2013 Jリーグ Division 2
第21節 ジェフユナイテッド市原・千葉○2 - 1●東京ヴェルディ
6位(勝点32)→5位(勝点35)

昼から用事があって、今シーズン初めて後半からの観戦になってしまいました。とはいえ、日が落ちて薄暮れになっている中をフクアリに向かって歩くというのは、なかなかに新鮮な経験で面白かったです。スタジアムの外からスタンドの歓声を聞くというのもオツなもの。試合前のいろいろなイベントが全然見られなかったりするのはさびしいですけど、普段と違ったリズムで日常を味わうというのも、それはそれで楽しいものです。

スタメンです。GKは岡本。ディフェンスは、米倉、キム・ヒョヌン山口智、高橋の4人。ドイスボランチは前節に続き伊藤大介佐藤健太郎のコンビ。前線は、田中佑昌ナム・スンウ、大塚、谷澤という、機動力重視の"ゼロトップ"になりました。佐藤祥と町田がベンチ入りしましたが、接戦のため出番はなし。ただ、主力のサスペンションや試合展開次第で出番は十分に得られる位置にはいるということです。ポジティブに認識して奮起してもらいたいところ。

さて、ケンペス、兵働、佐藤勇人、竹内という前半戦の主力メンバーを一気に4人も欠く今季一番の大ピンチにあったわけですが、2-1で競り勝ちました。メンバーが大きく入れ替わってもこうして結果を出せたというのは、これは非常に大きなことです。スクランブルの中でも、ここ数試合で形になりつつある新しいサッカーのスタイルをきちんと表現して相手を押し切れたということで、チームとして改革の方向性が間違っていないことを示す大きな証明になりました。シーズン折り返しで停滞感の漂いそうな中で、良い雰囲気で後半戦に臨めるのは素晴らしいことです。

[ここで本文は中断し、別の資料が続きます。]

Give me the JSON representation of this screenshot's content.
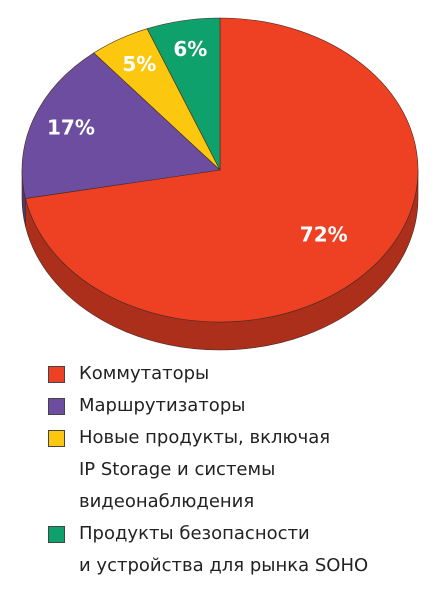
{
  "chart_data": {
    "type": "pie",
    "categories": [
      "Коммутаторы",
      "Маршрутизаторы",
      "Новые продукты, включая\nIP Storage и системы\nвидеонаблюдения",
      "Продукты безопасности\nи устройства для рынка SOHO"
    ],
    "values": [
      72,
      17,
      5,
      6
    ],
    "value_labels": [
      "72%",
      "17%",
      "5%",
      "6%"
    ],
    "colors": [
      "#ee4124",
      "#6c4d9f",
      "#fcc70f",
      "#0ea16b"
    ]
  }
}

スンウと大塚が並立するとどうしても前線の運動量の少なさが心配になりますが、その分今回は両サイドの田中と谷澤がもうやたらめったら走りまくりました。特に田中佑昌は久々の先発起用とあって、気合の入りっぷりがハンパじゃない。まさに縦横無尽にピッチを駆け回って、スピードだけではない彼の強みを示してくれました。勝ち越しゴールにつながったカウンターの場面は、谷澤の思い切りのいいドリブルと丁寧なスルーパス、田中がワンステップで石神を振り切ってのなんと左脚シュートと、ある意味彼らの「開き直り」がなければなし得なかったプレーだと思います。今回はわりと涼しい中でのプレーでしたからスタミナも最後までもったのかもしれませんね。

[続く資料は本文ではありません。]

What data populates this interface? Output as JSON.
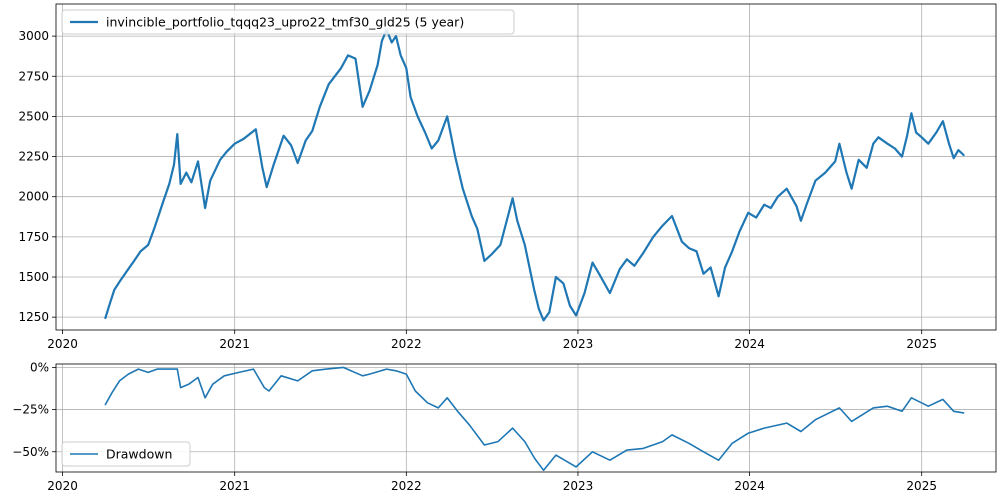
{
  "chart_data": [
    {
      "type": "line",
      "panel": "price",
      "series": [
        {
          "name": "invincible_portfolio_tqqq23_upro22_tmf30_gld25 (5 year)",
          "color": "#1f77b4",
          "points": [
            [
              "2020-04-01",
              1245
            ],
            [
              "2020-04-10",
              1330
            ],
            [
              "2020-04-20",
              1420
            ],
            [
              "2020-05-01",
              1470
            ],
            [
              "2020-05-15",
              1530
            ],
            [
              "2020-06-01",
              1600
            ],
            [
              "2020-06-15",
              1660
            ],
            [
              "2020-07-01",
              1700
            ],
            [
              "2020-07-15",
              1810
            ],
            [
              "2020-08-01",
              1960
            ],
            [
              "2020-08-15",
              2080
            ],
            [
              "2020-08-25",
              2200
            ],
            [
              "2020-09-01",
              2390
            ],
            [
              "2020-09-08",
              2080
            ],
            [
              "2020-09-20",
              2150
            ],
            [
              "2020-10-01",
              2090
            ],
            [
              "2020-10-15",
              2220
            ],
            [
              "2020-10-30",
              1930
            ],
            [
              "2020-11-10",
              2100
            ],
            [
              "2020-12-01",
              2230
            ],
            [
              "2020-12-15",
              2280
            ],
            [
              "2021-01-01",
              2330
            ],
            [
              "2021-01-20",
              2360
            ],
            [
              "2021-02-15",
              2420
            ],
            [
              "2021-03-01",
              2180
            ],
            [
              "2021-03-10",
              2060
            ],
            [
              "2021-03-25",
              2200
            ],
            [
              "2021-04-15",
              2380
            ],
            [
              "2021-05-01",
              2320
            ],
            [
              "2021-05-15",
              2210
            ],
            [
              "2021-06-01",
              2350
            ],
            [
              "2021-06-15",
              2410
            ],
            [
              "2021-07-01",
              2560
            ],
            [
              "2021-07-20",
              2700
            ],
            [
              "2021-08-15",
              2800
            ],
            [
              "2021-08-30",
              2880
            ],
            [
              "2021-09-15",
              2860
            ],
            [
              "2021-09-30",
              2560
            ],
            [
              "2021-10-15",
              2660
            ],
            [
              "2021-11-01",
              2820
            ],
            [
              "2021-11-10",
              2970
            ],
            [
              "2021-11-20",
              3040
            ],
            [
              "2021-12-01",
              2960
            ],
            [
              "2021-12-10",
              3000
            ],
            [
              "2021-12-20",
              2880
            ],
            [
              "2022-01-01",
              2800
            ],
            [
              "2022-01-10",
              2620
            ],
            [
              "2022-01-25",
              2500
            ],
            [
              "2022-02-10",
              2400
            ],
            [
              "2022-02-24",
              2300
            ],
            [
              "2022-03-10",
              2350
            ],
            [
              "2022-03-29",
              2500
            ],
            [
              "2022-04-15",
              2250
            ],
            [
              "2022-05-01",
              2050
            ],
            [
              "2022-05-20",
              1880
            ],
            [
              "2022-06-01",
              1800
            ],
            [
              "2022-06-16",
              1600
            ],
            [
              "2022-07-01",
              1640
            ],
            [
              "2022-07-20",
              1700
            ],
            [
              "2022-08-15",
              1990
            ],
            [
              "2022-08-25",
              1850
            ],
            [
              "2022-09-10",
              1700
            ],
            [
              "2022-09-30",
              1420
            ],
            [
              "2022-10-10",
              1300
            ],
            [
              "2022-10-20",
              1230
            ],
            [
              "2022-11-01",
              1280
            ],
            [
              "2022-11-15",
              1500
            ],
            [
              "2022-12-01",
              1460
            ],
            [
              "2022-12-15",
              1320
            ],
            [
              "2022-12-28",
              1260
            ],
            [
              "2023-01-15",
              1400
            ],
            [
              "2023-02-01",
              1590
            ],
            [
              "2023-02-15",
              1520
            ],
            [
              "2023-03-10",
              1400
            ],
            [
              "2023-03-31",
              1550
            ],
            [
              "2023-04-15",
              1610
            ],
            [
              "2023-05-01",
              1570
            ],
            [
              "2023-05-20",
              1650
            ],
            [
              "2023-06-10",
              1750
            ],
            [
              "2023-06-30",
              1820
            ],
            [
              "2023-07-20",
              1880
            ],
            [
              "2023-08-10",
              1720
            ],
            [
              "2023-08-25",
              1680
            ],
            [
              "2023-09-10",
              1660
            ],
            [
              "2023-09-25",
              1520
            ],
            [
              "2023-10-10",
              1560
            ],
            [
              "2023-10-27",
              1380
            ],
            [
              "2023-11-10",
              1560
            ],
            [
              "2023-11-25",
              1660
            ],
            [
              "2023-12-10",
              1780
            ],
            [
              "2023-12-29",
              1900
            ],
            [
              "2024-01-15",
              1870
            ],
            [
              "2024-02-01",
              1950
            ],
            [
              "2024-02-15",
              1930
            ],
            [
              "2024-03-01",
              2000
            ],
            [
              "2024-03-20",
              2050
            ],
            [
              "2024-04-10",
              1940
            ],
            [
              "2024-04-19",
              1850
            ],
            [
              "2024-05-01",
              1950
            ],
            [
              "2024-05-20",
              2100
            ],
            [
              "2024-06-10",
              2150
            ],
            [
              "2024-07-01",
              2220
            ],
            [
              "2024-07-10",
              2330
            ],
            [
              "2024-07-25",
              2150
            ],
            [
              "2024-08-05",
              2050
            ],
            [
              "2024-08-20",
              2230
            ],
            [
              "2024-09-06",
              2180
            ],
            [
              "2024-09-20",
              2330
            ],
            [
              "2024-10-01",
              2370
            ],
            [
              "2024-10-20",
              2330
            ],
            [
              "2024-11-05",
              2300
            ],
            [
              "2024-11-20",
              2250
            ],
            [
              "2024-12-01",
              2380
            ],
            [
              "2024-12-10",
              2520
            ],
            [
              "2024-12-20",
              2400
            ],
            [
              "2025-01-01",
              2370
            ],
            [
              "2025-01-15",
              2330
            ],
            [
              "2025-02-01",
              2400
            ],
            [
              "2025-02-15",
              2470
            ],
            [
              "2025-02-28",
              2330
            ],
            [
              "2025-03-10",
              2240
            ],
            [
              "2025-03-20",
              2290
            ],
            [
              "2025-03-31",
              2260
            ]
          ]
        }
      ],
      "ylim": [
        1170,
        3200
      ],
      "yticks": [
        1250,
        1500,
        1750,
        2000,
        2250,
        2500,
        2750,
        3000
      ],
      "ytick_labels": [
        "1250",
        "1500",
        "1750",
        "2000",
        "2250",
        "2500",
        "2750",
        "3000"
      ],
      "xlim": [
        "2019-12-18",
        "2025-06-08"
      ],
      "xticks": [
        "2020-01-01",
        "2021-01-01",
        "2022-01-01",
        "2023-01-01",
        "2024-01-01",
        "2025-01-01"
      ],
      "xtick_labels": [
        "2020",
        "2021",
        "2022",
        "2023",
        "2024",
        "2025"
      ],
      "grid": true,
      "legend": "top-left"
    },
    {
      "type": "line",
      "panel": "drawdown",
      "series": [
        {
          "name": "Drawdown",
          "color": "#1f77b4",
          "points": [
            [
              "2020-04-01",
              -22
            ],
            [
              "2020-04-15",
              -15
            ],
            [
              "2020-05-01",
              -8
            ],
            [
              "2020-05-20",
              -4
            ],
            [
              "2020-06-10",
              -1
            ],
            [
              "2020-07-01",
              -3
            ],
            [
              "2020-07-20",
              -1
            ],
            [
              "2020-08-10",
              -1
            ],
            [
              "2020-09-01",
              -1
            ],
            [
              "2020-09-08",
              -12
            ],
            [
              "2020-09-25",
              -10
            ],
            [
              "2020-10-15",
              -6
            ],
            [
              "2020-10-30",
              -18
            ],
            [
              "2020-11-15",
              -10
            ],
            [
              "2020-12-10",
              -5
            ],
            [
              "2021-01-10",
              -3
            ],
            [
              "2021-02-10",
              -1
            ],
            [
              "2021-03-05",
              -12
            ],
            [
              "2021-03-15",
              -14
            ],
            [
              "2021-04-10",
              -5
            ],
            [
              "2021-05-15",
              -8
            ],
            [
              "2021-06-15",
              -2
            ],
            [
              "2021-07-15",
              -1
            ],
            [
              "2021-08-20",
              0
            ],
            [
              "2021-09-30",
              -5
            ],
            [
              "2021-10-15",
              -4
            ],
            [
              "2021-11-20",
              -1
            ],
            [
              "2021-12-10",
              -2
            ],
            [
              "2022-01-01",
              -4
            ],
            [
              "2022-01-20",
              -14
            ],
            [
              "2022-02-15",
              -21
            ],
            [
              "2022-03-10",
              -24
            ],
            [
              "2022-03-29",
              -18
            ],
            [
              "2022-04-20",
              -26
            ],
            [
              "2022-05-15",
              -34
            ],
            [
              "2022-06-16",
              -46
            ],
            [
              "2022-07-15",
              -44
            ],
            [
              "2022-08-15",
              -36
            ],
            [
              "2022-09-10",
              -44
            ],
            [
              "2022-10-01",
              -54
            ],
            [
              "2022-10-20",
              -61
            ],
            [
              "2022-11-15",
              -52
            ],
            [
              "2022-12-28",
              -59
            ],
            [
              "2023-02-01",
              -50
            ],
            [
              "2023-03-10",
              -55
            ],
            [
              "2023-04-15",
              -49
            ],
            [
              "2023-05-20",
              -48
            ],
            [
              "2023-06-30",
              -44
            ],
            [
              "2023-07-20",
              -40
            ],
            [
              "2023-08-25",
              -45
            ],
            [
              "2023-09-25",
              -50
            ],
            [
              "2023-10-27",
              -55
            ],
            [
              "2023-11-25",
              -45
            ],
            [
              "2023-12-29",
              -39
            ],
            [
              "2024-02-01",
              -36
            ],
            [
              "2024-03-20",
              -33
            ],
            [
              "2024-04-19",
              -38
            ],
            [
              "2024-05-20",
              -31
            ],
            [
              "2024-07-10",
              -24
            ],
            [
              "2024-08-05",
              -32
            ],
            [
              "2024-09-20",
              -24
            ],
            [
              "2024-10-20",
              -23
            ],
            [
              "2024-11-20",
              -26
            ],
            [
              "2024-12-10",
              -18
            ],
            [
              "2025-01-15",
              -23
            ],
            [
              "2025-02-15",
              -19
            ],
            [
              "2025-03-10",
              -26
            ],
            [
              "2025-03-31",
              -27
            ]
          ]
        }
      ],
      "ylim": [
        -62,
        2
      ],
      "yticks": [
        0,
        -25,
        -50
      ],
      "ytick_labels": [
        "0%",
        "−25%",
        "−50%"
      ],
      "xlim": [
        "2019-12-18",
        "2025-06-08"
      ],
      "xticks": [
        "2020-01-01",
        "2021-01-01",
        "2022-01-01",
        "2023-01-01",
        "2024-01-01",
        "2025-01-01"
      ],
      "xtick_labels": [
        "2020",
        "2021",
        "2022",
        "2023",
        "2024",
        "2025"
      ],
      "grid": true,
      "legend": "bottom-left"
    }
  ]
}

最終ラインに入ったキム・ヒョヌンは、さすがというかやはりというか、しっかりと役割をこなしました。試合勘がないので山口智のコントロールに対応できないところもありましたし、目立って「ここが良かった」というのでもないんですが、つまり「無難に仕事を完遂した」という印象。高さがあるのでハイボールの競り合いに強いのはもちろんのこと、フィジカルコンタクトにもビクともせずにガッチリとバイタルを占有し続けました。米倉が上がった後ろのスペースもしっかりカバーしていましたし、まさに"センターバック"って感じのセンターバックですね。やっぱりヒョンはここが本職なんだわ。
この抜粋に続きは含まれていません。